LOLITA Y LAS ESCALERAS MECANICAS

Lolita era una ratita muy presumida. No le gustaba salir de casa sin haberse mirado al espejo y comprobado que cada pelo de su cabeza estaba en su sitio y la cara le brillaba de puro limpia, entonces, con mucho cuidado se colocaba su sombrerito color turquesa y se lo anudaba bien para que no se le cayera. En ese momento el espejo le devolvía una imagen impecable y sus ojillos, pequeñitos y pícaros chispeaban de satisfacción.

Faltaban pocos días para la llegada de la Navidad y como era tan previsora, aquella tarde había decidido ir a realizar sus compras antes de que todo estuviese lleno de gente y le costase más tiempo y dinero adquirir los regalos que tenía pensados para sus amigos.

A Linda, la gatita coquetona que siempre la escuchaba y la aconsejaba cuando tenía un problema, le quería comprar un delantal nuevo, pues se había dado cuenta de que el que usaba para hacer sus ricos pasteles ya estaba muy gastado y quizás no aguantaría más lavados.

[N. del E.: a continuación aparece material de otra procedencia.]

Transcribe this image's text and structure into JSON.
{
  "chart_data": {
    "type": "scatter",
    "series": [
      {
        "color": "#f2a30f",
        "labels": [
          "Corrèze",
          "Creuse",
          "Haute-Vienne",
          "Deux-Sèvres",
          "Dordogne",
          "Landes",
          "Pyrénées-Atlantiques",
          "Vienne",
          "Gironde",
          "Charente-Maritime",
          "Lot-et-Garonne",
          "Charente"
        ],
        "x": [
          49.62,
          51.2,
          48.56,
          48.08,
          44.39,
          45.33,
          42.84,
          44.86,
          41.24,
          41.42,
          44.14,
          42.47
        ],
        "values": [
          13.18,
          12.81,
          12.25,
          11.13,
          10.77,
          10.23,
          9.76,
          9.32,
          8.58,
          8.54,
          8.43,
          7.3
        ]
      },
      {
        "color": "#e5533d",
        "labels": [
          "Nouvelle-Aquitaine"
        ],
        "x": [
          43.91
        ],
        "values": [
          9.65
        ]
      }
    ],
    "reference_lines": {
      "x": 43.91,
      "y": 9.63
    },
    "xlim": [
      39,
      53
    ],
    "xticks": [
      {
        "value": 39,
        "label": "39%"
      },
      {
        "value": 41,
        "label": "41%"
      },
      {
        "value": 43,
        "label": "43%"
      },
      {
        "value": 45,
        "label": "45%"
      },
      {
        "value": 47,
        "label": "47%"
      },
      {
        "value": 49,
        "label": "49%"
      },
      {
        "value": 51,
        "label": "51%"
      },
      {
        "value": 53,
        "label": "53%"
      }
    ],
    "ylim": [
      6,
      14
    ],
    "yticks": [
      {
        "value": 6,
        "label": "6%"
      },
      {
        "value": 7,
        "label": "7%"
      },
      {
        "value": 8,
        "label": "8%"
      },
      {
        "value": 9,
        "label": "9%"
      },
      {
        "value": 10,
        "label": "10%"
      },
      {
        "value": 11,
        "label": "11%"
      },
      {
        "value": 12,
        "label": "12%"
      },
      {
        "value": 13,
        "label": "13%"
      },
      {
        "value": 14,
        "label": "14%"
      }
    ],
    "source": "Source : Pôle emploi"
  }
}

A oscar, el topo bromista e inquieto que siempre las acompañaba a las fiestas y les hacía reír con tanta facilidad, le buscaría un juego de magia, para que practicara buenos trucos y siguiera animando las fiestas.

A Pedro el cerdito, llevaba tiempo convencida de que lo que le hacía más falta era un libro donde aprendiera a comer mejor y dejar de engordar, porque había que ver como se estaba poniendo últimamente.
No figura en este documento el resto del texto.